Сарайва развалился на стуле, сунул нос в стоявшую на столе чашку.
— Я, пожалуй, тоже кофейку выпью.
Томаш взмахнул рукой, подзывая официанта.
— Еще кофе, будьте добры.
Сарайва глубоко вдохнул, с наслаждением заполняя легкие свежим морским воздухом.
— Зимой тут хорошо. — Он говорил нараспев, будто читал стихи, придавая самым обычным словам особый возвышенный смысл. — Этот безмятежный покой вдохновляет меня, придает сил, расширяет горизонты моей души.
— Ты часто здесь бываешь?
— Только осенью и зимой. Летом тут не протолкнешься от туристов. — Профессора даже передернуло от мысли об этих презренных существах. Его подвижные черты исказила гримаса отвращения. Несколько секунд пластичные лицевые мышцы Сарайвы ходили ходуном, но постепенно приняли прежнее выражение, умиротворенное и чуть-чуть blase. — Мне по душе здешняя тишина, вечная борьба равнодушной земли и неистового моря, нескончаемый спор чаек и волн, битва солнца и туч. Все это так вдохновляет.
— Что-нибудь еще? — предложил официант.
— Нет, спасибо, — отказался Томаш.
— Здесь так хорошо думается о Жаке Лакане, Жаке Деррида, Жане Бодрийяре, Жиле Делезе, Жане-Франсуа Лиотаре, Морисе Мерло-Понти, Мишеле Фуко, Поле…
Томаш осторожно кашлянул.
— Вот именно, профессор, — прервал он вдохновенную речь собеседника. — Как раз о Фуко я и хотел с тобой поговорить.
Сарайва вскинул брови с печальным недоумением, словно Норонья допустил страшное богохульство, помянув всуе Бога-Отца и Бога-Сына.
— О Мишеле Фуко?
Профессор сделал ударение на имени французского философа, будто подчеркивая, что его надлежит указывать вместе с фамилией, noblesse oblige.
— Да, о Мишеле Фуко, — дипломатично ответил Томаш, спеша признать свою оплошность. — Я как раз занимаюсь одним исследованием в области истории, и по ходу дела всплыло это имя. А я о нем, признаться, почти ничего не знаю. Может, ты восполнишь пробел в моем образовании?
Профессор философии лениво махнул рукой: мол, даже и не знаю, с чего начать, чтобы дилетанту вроде тебя было понятнее.
— О, Мишель Фуко! — Сарайва устремил мечтательный взор к горизонту, словно надеясь разглядеть за кромкой моря старую добрую Сорбонну своей юности, и горько вздохнул. — Мишель Фуко был величайшим философом после Иммануила Канта. Ты, разумеется, читал «Критику чистого разума»?
— Вообще-то… нет.
Сарайва испустил очередной тяжкий вздох: что с вас, невежд, возьмешь.

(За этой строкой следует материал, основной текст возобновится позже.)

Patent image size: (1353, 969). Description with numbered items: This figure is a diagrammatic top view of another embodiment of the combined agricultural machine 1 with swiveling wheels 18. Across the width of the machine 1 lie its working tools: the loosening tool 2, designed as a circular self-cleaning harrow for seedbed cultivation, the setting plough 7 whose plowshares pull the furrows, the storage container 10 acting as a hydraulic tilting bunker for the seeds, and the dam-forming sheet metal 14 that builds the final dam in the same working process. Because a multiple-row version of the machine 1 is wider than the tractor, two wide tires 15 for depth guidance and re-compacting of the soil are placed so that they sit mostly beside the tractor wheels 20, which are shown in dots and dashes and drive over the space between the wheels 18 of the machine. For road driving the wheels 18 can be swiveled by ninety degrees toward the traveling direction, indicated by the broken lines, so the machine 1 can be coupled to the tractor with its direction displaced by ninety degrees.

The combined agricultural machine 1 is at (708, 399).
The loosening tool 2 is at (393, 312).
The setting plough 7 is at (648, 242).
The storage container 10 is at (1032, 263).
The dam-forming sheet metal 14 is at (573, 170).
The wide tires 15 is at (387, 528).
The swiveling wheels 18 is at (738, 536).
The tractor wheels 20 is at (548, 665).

— Это величайший из когда-либо написанных философских текстов, mon cher, — заявил он, сурово глядя на Томаша. — В «Критике чистого разума» Кант доказывает, что мы имеем дело не с реальностью как таковой, а с собственным образом этой реальности. Ни один предмет не явлен нам таким, какой он есть, наше восприятие все искажает. Человек, к примеру, видит мир совсем не так, как летучая мышь. Для людей важнее зрение, а для летучих мышей слух. Люди различают цвета, а летучие мыши только темные и светлые пятна. Люди воспринимают зрительные образы, а летучие мыши чувствуют температуру. Ни ту, ни другую картину мира нельзя назвать истинной. Реальности нет, есть бесчисленные ее интерпретации. Если развить знаменитую метафору Платона, все мы находимся в пещере, бездонной, как наше сознание. Вокруг одни тени, ничего настоящего нет. — Профессор повернулся к Томашу: — Это понятно?
Норонья завороженно разглядывал белые гребешки пены, венчавшие беспокойные волны, размышляя о вечной борьбе земли и моря.
— Да.
Сарайва внимательно посмотрел на собственные ногти, словно ища там подсказку.

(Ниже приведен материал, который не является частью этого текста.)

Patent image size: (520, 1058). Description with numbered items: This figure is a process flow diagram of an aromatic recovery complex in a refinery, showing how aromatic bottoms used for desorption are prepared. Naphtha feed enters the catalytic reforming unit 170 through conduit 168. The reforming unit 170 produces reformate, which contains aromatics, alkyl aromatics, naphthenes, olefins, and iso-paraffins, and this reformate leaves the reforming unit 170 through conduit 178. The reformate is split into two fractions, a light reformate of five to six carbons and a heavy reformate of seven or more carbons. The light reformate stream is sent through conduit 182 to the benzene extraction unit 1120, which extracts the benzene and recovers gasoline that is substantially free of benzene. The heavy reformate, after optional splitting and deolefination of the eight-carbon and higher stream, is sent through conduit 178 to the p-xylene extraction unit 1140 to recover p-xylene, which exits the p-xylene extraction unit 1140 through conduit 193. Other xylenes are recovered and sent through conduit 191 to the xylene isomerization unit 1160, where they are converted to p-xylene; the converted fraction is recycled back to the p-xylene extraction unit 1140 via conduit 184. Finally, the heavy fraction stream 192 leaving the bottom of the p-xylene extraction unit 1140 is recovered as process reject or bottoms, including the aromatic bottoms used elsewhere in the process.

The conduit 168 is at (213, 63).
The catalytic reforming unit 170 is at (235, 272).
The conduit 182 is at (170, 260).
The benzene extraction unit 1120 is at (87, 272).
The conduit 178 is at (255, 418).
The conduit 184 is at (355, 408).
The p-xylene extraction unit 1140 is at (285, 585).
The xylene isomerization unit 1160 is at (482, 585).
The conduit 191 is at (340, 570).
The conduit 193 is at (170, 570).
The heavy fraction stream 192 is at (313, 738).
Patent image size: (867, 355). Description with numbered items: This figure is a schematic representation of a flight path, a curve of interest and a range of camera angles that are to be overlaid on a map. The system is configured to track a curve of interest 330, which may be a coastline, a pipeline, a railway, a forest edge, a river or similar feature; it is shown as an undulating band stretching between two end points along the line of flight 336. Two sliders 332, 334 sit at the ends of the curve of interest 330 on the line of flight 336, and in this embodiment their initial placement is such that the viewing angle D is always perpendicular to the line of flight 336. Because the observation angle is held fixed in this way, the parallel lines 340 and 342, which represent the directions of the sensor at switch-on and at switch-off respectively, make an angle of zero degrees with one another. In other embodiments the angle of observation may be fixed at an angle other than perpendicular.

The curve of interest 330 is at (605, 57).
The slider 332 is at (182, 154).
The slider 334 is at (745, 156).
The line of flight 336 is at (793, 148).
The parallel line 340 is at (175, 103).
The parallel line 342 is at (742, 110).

— Французские деконструктивисты не признавали никакой реальности, кроме реальности текста. Если действительности вне нашего восприятия не существует, значит, мы сами творим образ действительности. Этот образ дан нам не сам по себе, а через призму когнитивных механизмов.
— Это идея Фуко?
— Эта теория оказала на Мишеля Фуко огромное влияние, — ответил профессор, деликатно, но непреклонно призывая собеседника называть философа полным именем, освященным традицией. — Он полагал, что существует не одна истина, а множество.
Томаш пожал плечами.
— А это не слишком? Всем известно, что истина одна.

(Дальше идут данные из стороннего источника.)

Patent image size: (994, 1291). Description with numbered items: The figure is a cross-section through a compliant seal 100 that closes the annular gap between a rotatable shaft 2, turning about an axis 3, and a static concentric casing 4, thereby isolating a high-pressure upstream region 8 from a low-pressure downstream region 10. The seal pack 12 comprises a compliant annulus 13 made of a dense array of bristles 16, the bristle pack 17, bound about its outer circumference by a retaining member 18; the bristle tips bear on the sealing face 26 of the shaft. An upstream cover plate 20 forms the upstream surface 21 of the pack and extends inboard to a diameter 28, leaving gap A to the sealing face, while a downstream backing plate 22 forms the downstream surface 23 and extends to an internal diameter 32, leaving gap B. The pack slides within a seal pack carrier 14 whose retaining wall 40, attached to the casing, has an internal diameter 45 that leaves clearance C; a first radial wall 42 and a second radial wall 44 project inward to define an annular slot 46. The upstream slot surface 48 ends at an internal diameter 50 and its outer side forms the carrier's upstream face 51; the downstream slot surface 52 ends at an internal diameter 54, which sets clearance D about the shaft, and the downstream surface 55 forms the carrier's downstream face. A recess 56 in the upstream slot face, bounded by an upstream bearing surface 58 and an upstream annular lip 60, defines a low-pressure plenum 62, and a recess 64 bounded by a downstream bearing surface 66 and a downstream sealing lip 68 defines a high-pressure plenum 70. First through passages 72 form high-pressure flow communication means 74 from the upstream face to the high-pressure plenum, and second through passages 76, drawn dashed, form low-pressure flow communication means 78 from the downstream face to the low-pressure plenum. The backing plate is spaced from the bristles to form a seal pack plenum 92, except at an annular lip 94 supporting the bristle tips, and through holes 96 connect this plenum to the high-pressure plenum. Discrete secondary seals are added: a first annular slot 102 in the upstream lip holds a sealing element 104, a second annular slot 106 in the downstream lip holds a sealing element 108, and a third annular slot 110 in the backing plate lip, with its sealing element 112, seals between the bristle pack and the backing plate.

— Mon cher, с такой логикой расправился еще Кант. Нам недоступна реальность, не просеянная сквозь наши когнитивные механизмы, следовательно реальность недоступна нам вовсе. Понимаешь? Реальность это и есть истина. Мы не знаем реальности, а потому не знаем истины. — Сарайва сделал неуловимо изящный жест. — Логично.
— Значит, истины нет. — Томаш постучал костяшками пальцев по столешнице. — И то, что стол сделан из дерева, не истина. — Он махнул рукой в сторону океана. — И то, что море синее, тоже не истина.
Сарайва улыбнулся, седлая любимого конька.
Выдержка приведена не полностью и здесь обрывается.